In diesem Moment war mir egal, ob er mein Gesicht sah, oder nicht. Ich wollte eine ehrliche Antwort von ihm und um zu wissen, ob er log, musste ich ihm nunmal in die Augen sehen.

Jungkook schien zu überlegen. Ich konnte quasi sehen, wie es in seinem Kopf ratterte und ich räusperte mich ungeduldig, denn je länger er damit wartete mir zu antworten, desto geschickter hätte er eine Lüge ausschmücken können und das wollte ich verhindern. „Ist die Antwort so schwer, oder was?“, fragte ich und verschränkte die Arme vor der Brust. Jungkook richtete sich auf und sah auf seine Hände. „Ich weiß es nicht...“, murmelte er, aber das wollte ich nicht hören. „Du weißt nicht, wieso du jemanden verprügelst? Ist das dein Ernst?“, kam aus mir und ich runzelte die Stirn.

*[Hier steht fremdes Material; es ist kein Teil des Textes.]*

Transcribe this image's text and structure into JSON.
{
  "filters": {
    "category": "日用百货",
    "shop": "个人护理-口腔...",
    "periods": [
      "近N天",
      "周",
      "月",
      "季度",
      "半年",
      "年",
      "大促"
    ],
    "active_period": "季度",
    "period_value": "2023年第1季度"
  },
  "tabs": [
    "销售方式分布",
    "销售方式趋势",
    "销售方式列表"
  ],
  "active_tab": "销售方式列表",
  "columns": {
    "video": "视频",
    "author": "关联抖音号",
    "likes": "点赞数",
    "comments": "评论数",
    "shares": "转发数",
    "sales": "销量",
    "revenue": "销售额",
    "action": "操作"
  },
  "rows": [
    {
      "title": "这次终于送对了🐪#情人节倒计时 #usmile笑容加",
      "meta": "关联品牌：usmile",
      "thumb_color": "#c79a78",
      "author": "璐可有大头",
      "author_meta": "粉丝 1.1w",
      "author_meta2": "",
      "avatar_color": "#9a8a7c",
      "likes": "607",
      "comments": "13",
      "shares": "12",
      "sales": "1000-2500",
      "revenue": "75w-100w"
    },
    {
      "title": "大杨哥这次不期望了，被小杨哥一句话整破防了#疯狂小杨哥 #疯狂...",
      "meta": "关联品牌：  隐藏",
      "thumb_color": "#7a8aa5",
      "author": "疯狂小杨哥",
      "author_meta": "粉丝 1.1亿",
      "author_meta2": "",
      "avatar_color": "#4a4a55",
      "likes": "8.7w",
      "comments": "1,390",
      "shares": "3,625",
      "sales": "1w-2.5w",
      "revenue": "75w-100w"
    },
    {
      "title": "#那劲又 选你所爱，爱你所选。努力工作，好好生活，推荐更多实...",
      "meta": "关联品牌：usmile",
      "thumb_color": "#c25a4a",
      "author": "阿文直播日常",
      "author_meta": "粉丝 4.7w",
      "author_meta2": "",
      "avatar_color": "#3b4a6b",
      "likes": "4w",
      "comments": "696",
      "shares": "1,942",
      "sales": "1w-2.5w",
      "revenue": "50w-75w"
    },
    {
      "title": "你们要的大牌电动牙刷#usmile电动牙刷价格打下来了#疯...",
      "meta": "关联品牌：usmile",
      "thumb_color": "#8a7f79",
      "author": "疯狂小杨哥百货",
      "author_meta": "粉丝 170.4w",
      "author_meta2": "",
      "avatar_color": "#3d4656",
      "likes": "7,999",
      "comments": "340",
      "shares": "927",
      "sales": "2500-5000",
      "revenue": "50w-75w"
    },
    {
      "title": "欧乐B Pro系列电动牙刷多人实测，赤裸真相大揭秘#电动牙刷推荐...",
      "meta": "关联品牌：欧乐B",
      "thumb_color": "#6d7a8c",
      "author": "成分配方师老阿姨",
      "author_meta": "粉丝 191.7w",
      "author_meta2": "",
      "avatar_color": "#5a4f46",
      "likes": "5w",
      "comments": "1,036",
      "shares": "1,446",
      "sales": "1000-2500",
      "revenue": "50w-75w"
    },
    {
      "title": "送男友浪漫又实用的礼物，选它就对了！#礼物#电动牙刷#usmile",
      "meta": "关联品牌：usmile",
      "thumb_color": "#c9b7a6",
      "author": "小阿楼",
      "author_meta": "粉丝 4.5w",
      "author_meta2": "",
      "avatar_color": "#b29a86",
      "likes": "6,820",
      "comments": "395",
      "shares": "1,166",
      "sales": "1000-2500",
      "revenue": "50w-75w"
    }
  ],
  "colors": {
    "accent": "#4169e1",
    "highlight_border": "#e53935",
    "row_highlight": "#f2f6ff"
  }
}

„Nein! Ich... Ich wollte... Ich konnte nicht... Und Ji... Ach scheiße!“, stammelte er und haute verzweifelt seine geballten Fäuste auf die Matratze. Ich grübelte. Ich sah ihm an, dass es ihm schwer fiel, aber aus irgendeinem Grund wollte ich trotzdem, dass er es sagte. Ich wollte etwas ehrliches von ihm hören, aber Jungkook kämpfte offenbar seinen ganz eigenen Kampf. Wie konnte ich ihn dazu bringen, mit mir zu reden? „Gut, dann nicht. Aber dann erwarte auch nicht, dass du irgendwas von mir erfährst“, sagte ich dann, denn etwas anderes fiel mir nicht mehr ein.

Und er überlegte wieder.

Es herrschte eine lange Stille, denn alles was ich sagen konnte, war gesagt und der Dunkelhaarige machte auch nach ein paar Minuten nicht den Eindruck, als würde er mir wirklich antworten wollen. Mir reichte es und ich seufzte auf, bevor ich zur Tür ging und meine Hand auf die Klinke legte. „Jiyong hat mich dazu gedrängt, okay? Ich weiß, dass sich das anhört, als wäre ich der größte Feigling und Egoist, aber wenn ich mich geweigert hätte, wäre mein Ruf an der Schule dahin gewesen. Jiyong ist unberechenbar...“, platzte es dann doch plötzlich aus ihm und ich hielt inne. Das war alles? Deshalb hatte er Jimin verprügelt?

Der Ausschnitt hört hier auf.